"It was somehow appropriate that the ubiquitous cell phones interrupted press conferences and served as tools to locate co-workers at Spring Internet World 2000. The giant trade show, which ended yesterday, underscored what has been apparent for some weeks - that technology's future is wireless.
"Dozens of start-ups, as well as powerhouses such as IBM, America Online and Hewlett-Packard, showcased products that promise to deliver stock quotes, news and shopping right to cell phones and hand-held devices.

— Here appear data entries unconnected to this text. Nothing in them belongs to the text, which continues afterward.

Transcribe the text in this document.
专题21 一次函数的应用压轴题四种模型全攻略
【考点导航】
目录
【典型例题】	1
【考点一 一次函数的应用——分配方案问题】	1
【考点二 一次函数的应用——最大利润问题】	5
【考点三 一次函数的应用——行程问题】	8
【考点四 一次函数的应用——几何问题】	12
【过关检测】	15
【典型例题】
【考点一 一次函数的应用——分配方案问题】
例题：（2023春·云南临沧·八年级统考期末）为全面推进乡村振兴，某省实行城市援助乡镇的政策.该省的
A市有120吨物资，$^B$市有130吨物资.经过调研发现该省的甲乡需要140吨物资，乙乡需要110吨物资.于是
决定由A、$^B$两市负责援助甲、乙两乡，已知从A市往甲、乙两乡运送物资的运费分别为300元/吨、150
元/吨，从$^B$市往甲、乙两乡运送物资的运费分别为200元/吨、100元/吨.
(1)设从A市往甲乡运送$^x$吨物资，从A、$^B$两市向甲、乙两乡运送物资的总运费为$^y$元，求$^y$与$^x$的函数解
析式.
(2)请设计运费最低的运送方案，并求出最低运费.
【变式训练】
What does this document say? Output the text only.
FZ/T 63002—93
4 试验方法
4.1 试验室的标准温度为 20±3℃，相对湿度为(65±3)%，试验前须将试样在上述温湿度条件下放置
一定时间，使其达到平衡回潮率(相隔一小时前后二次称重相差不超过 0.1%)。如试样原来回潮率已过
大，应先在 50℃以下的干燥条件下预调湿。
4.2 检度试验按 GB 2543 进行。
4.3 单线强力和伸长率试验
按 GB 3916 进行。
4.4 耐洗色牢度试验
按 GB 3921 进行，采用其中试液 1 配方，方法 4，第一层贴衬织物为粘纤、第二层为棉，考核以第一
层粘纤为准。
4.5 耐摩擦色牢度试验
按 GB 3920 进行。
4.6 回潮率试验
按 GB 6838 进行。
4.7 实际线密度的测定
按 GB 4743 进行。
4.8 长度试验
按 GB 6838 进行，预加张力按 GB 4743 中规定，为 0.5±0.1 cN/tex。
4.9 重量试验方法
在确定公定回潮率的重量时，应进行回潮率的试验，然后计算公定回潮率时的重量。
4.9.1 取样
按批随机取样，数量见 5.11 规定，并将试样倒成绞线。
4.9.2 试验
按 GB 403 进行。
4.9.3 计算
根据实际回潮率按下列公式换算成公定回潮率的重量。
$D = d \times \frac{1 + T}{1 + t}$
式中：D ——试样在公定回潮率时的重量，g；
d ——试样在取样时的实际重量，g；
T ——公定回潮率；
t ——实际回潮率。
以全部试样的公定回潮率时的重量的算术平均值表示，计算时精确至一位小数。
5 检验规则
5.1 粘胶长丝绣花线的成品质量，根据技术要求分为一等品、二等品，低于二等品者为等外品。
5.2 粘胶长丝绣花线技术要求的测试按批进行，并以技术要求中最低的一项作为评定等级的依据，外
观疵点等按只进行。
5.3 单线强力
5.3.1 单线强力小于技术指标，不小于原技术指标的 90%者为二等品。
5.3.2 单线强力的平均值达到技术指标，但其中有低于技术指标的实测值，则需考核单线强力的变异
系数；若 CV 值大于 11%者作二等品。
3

"We're seeing a huge shift to the mobile space," said Sean Maloney, Intel's senior vice president for marketing and sales, in a keynote speech Thursday. "Geeks are doing it right now. The rest of us will be doing it over the next two years."
"Maloney's speech followed addresses by America Online Chief Executive Steve Case and Intel Vice President John Patrick, who set the wireless tone by describing the Web-anywhere future.
"Maloney's predictions included scenarios in which American teenagers, like their European counterparts, would send instant messages and e-mail using their cell phones and other hand-held devices. Other consumers, meanwhile, would carry briefcase-size wireless pads for accessing the Internet, making it as intuitive as the TV.
"Also sticking with the theme was Ajei Gopal, chief technology officer of IBM's pervasive computing division.
"It's like the hunter-and-gatherer comparison," Gopal said. "With (wireless computing), you're more of the hunter, targeting specific information, as opposed to being a gatherer on the Internet, merely browsing."
"Gopal used a car accident to illustrate the point. A wirelessly networked car would send messages to an insurance adjuster, police and the ambulance dispatcher's office all at the moment of impact.
"At Hewlett-Packard, the company has undertaken a "Mobile E-Services" initiative to develop wireless applications and convert existing ones to the new platform.